First I thought I can use the above to prove the following theorem, but I couldn't and I would like to know if I have made any mistake in my solution.
let $f(z)$ be analystic except at a finite number of poles and suppose that, for some positive numbers $M, \:R$ and a positive integer $n$, $$|f(z)|\leq M|z|^n\:\:\:\text{whenever}\:\:|z|>R$$ Show that $f(z)$ must be a rational function.
Define $g(z):=\frac{f(z)}{z^n}$. The function $g(z)$ has the finite number of poles or singularities, so if I can show $g(z)$ is bounded, using above theorem, we get $g(z)$ is a constant and so $f(z)= g(z) z^n$. I think it's wrong, since there are rational functions other than $z^n$ that can statisfy in the question assumptions, so $g(z)$ might not be bounded on $\overline{D(0,R)}$.

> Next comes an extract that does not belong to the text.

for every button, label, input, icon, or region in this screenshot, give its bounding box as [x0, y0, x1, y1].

Now I define $h(z)=\Pi_{j=1}^m(z-p_j).f(z)$, where $p_j$ are poles of $f(z)$ considering the multiplicity (note that $h(p_j)\neq 0$ for each $j\in\{1,\dots,m\}$).
The function $h(z)$ is analytic, so over $\overline{D(0,R)}$, it attains its maximum, also all derivatives of $h(z)$ are analytic and attain their maximum over $D(0,R).$
For $|z|>R$, we get $$|h(z)|\leq M|z|^n.\Pi_{j=1}^m(z-p_j),$$
If we differentiate it $m+n$ times, the $(m+n)$ derivative becomes bounded by a constant, as $h^{(n+m)}(z)$ is analytic and bounded so it is constant, which show that $h(z)$ is a polynomial of degree at most $n+m$. so eventually $f(z)=\frac{h(z)}{\Pi_{j=1}^m(z-p_j)}$, as desired.
The last paragraph seems wrong and non convincing though!
The inequality $|P(z)|\leq K |z|^{\deg(P)}$ for $|z|$ sufficiently large and $K$ some large enough constant holds for any polynomial $P$. Apply this to the right-hand side of your inequality for $|h(z)|$ to get a similar inequality for it. Now your earlier argument works.